Raven Crowking
First Post
wingsandsword said:Now, as for magic shops, it did seem awfully artificial that never under any circumstances would magic items be bought or sold. The 2nd Edition book DM's Option: High Level Campaigns was particularly condescending about it (in a book with otherwise good ideas), and even had a silly picture of a wizard shopping at a Wal-Mart like store for magic items with bargain bins of wands to show how magic shops are inherently ridiculous and against the core ideas of D&D.
And yet, in their infinite wisdom, the creators of 3e chose to change the ideas to meet the rules, rather than changing the rules to meet the ideas. :\
As others have noted, 1e and 2e campaigns were not all low-magic settings. Many people included magic shops in their campaigns, even if the majority did not, and doing so did not cause them to re-write the rules to compensate. Conversely, 3.x has the idea of the magic shop firmly planted in the rules. While I don't believe the rules need to be vastly rewritten to preclude them, it does require more work, and many people are under the impression that the system will implode without ready Mage-U-Marts.
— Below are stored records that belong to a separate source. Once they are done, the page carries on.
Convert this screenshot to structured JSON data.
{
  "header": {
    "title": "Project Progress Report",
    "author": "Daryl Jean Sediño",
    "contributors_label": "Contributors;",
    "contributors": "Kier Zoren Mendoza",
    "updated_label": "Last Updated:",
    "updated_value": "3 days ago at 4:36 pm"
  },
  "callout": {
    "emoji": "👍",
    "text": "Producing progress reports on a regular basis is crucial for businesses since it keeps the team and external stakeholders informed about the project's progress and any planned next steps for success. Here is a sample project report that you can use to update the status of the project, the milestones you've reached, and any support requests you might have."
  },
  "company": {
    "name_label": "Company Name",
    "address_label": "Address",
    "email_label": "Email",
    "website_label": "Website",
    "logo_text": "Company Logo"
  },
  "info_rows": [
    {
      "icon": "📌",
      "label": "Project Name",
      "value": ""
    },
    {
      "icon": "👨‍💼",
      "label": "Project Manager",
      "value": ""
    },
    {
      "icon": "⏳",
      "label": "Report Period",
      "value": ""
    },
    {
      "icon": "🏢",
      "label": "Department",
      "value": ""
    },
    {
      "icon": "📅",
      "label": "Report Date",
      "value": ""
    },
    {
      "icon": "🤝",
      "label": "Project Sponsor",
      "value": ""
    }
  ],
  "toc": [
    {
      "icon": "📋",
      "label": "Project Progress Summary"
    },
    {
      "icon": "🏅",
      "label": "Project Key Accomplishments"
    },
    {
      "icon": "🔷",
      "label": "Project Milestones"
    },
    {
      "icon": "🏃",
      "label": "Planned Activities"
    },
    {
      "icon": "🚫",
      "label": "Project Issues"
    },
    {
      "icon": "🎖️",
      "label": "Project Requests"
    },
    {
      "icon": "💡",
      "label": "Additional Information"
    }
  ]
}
I am not alone in thinking that this cheapened the sense of wonder created by the game. Nor is this, as some would love to believe, nostalgia -- sense of wonder requires the unknown or a sense of the unknown. It requires some idea of things that are larger than yourself. It requires, in a word, mystery. 3.x made things so knowable that most of my major revisions were designed to inject mystery back into the rules.